Fathers and Teenage Sons

The generation gap is getting narrower as time passes by. This has come to a realization for myself because we are a closely knit family in our country. The influences of technology, society and education has a lot to do with this. When I was a teen-ager from the late 1960s to the early or mid-1970s, we enrolled in schools on our own and got report cards from school. We did not have those PTAs or PTACs. We were trusted by our parents on those things and knew they were part of our responsibilities. I would say, my teen years were the years when drug addiction came to the forefront. In a family of 10, I definitely had problems! My father had a heart condition that prevented him from being employed regularly, even if he was a Civil and Mining engineer at the same time. There were four of us last siblings still going to school. I was the only son going to school with three sisters.

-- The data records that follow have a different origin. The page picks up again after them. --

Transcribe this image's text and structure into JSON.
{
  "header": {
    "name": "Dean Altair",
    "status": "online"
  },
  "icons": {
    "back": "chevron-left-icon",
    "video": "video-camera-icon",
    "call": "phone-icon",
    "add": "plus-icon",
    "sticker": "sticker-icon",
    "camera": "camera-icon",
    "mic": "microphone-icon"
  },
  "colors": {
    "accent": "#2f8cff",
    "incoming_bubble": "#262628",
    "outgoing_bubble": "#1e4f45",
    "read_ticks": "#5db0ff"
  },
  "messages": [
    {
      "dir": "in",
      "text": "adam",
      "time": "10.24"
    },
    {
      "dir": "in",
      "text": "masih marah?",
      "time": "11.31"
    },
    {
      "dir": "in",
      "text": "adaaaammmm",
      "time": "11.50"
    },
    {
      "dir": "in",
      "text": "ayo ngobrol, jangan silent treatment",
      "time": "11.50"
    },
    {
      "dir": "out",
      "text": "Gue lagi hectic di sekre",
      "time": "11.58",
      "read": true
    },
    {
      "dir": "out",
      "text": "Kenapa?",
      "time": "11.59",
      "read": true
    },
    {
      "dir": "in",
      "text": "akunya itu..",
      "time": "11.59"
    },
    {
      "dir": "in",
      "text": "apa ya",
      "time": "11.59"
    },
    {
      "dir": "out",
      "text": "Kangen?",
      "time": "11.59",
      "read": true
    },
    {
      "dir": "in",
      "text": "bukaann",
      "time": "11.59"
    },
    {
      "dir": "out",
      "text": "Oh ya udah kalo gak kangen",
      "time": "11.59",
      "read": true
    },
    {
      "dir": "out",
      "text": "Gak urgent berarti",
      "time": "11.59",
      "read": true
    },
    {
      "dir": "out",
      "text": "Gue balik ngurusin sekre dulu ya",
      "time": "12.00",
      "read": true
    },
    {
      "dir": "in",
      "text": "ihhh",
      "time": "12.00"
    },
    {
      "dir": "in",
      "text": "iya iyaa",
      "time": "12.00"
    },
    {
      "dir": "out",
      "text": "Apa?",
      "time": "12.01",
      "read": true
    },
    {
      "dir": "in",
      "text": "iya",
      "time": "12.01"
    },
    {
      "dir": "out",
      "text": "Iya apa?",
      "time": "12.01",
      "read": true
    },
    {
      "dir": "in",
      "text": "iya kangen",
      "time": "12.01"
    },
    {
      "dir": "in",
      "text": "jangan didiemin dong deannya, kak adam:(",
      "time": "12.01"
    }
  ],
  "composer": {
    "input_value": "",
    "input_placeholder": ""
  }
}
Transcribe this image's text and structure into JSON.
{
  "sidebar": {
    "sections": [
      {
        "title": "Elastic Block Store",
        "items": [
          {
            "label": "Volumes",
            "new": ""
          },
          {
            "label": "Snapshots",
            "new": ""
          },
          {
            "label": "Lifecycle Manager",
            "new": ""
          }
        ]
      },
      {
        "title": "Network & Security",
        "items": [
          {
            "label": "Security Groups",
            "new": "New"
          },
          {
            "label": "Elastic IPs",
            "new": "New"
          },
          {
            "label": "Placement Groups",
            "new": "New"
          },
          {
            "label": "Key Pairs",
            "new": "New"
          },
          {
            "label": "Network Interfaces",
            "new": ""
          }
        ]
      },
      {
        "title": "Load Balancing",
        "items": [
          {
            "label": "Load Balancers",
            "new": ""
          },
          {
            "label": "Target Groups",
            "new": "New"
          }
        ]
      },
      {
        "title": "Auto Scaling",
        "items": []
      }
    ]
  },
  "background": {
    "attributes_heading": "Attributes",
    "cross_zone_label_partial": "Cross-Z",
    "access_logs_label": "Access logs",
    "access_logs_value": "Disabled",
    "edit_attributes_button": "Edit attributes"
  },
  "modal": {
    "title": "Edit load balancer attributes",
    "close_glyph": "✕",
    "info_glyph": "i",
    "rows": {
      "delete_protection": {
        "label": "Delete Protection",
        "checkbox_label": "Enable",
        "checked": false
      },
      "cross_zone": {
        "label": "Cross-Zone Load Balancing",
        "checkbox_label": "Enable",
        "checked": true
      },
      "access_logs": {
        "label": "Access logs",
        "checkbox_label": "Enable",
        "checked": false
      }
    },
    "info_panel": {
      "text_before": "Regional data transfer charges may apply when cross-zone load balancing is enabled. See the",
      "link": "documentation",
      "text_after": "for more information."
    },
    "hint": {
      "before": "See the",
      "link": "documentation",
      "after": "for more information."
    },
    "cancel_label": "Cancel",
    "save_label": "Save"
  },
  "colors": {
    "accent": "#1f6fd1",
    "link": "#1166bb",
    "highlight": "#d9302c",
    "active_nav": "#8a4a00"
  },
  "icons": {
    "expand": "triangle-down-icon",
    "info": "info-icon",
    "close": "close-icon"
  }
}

From that time, with the number of nephews and nieces we had, I had observed that one year to next for them was not so different. Talking about the 1970s and 1980s. What one had gone through in a year or more during those days didn't vary much on generation gap. They had the same education, leisures and pleasures in life. The 1990s had a different story to tell. Technology was advancing so fast that aging of of children could not cope as fast. To cut the long story short, we had sophisticated calculators, cellphones and computers emerging on those years. The late 90s were the teen years of my eldest son, now to be 25 years old, by March 2008. It was completely different during my days! We were brought up differently during our teen years, so I had to accept changes. Right now, I have my youngest son in his teen years and experiencing differently from that of his older brother and that of mine. I have accepted the changes in in generation gaps and I am glad that my youngest son finds a good reason to come home early and stay at home when not in school. Of course, there are still those binges when a friend or school mates go out on some week ends. I perceive that as normal and natural.

Sex which is a delicate issue, is something I never brought up with them. Taking away influences that they could prematurely think of it, I still believe that what nature has to offer comes along naturally. As long as they have the family and the diversions not to think about sex, it is alright with me. Maybe fathers should realize, whether they've been bad or good in their teens years, things change in a way it is sometimes difficult to accept.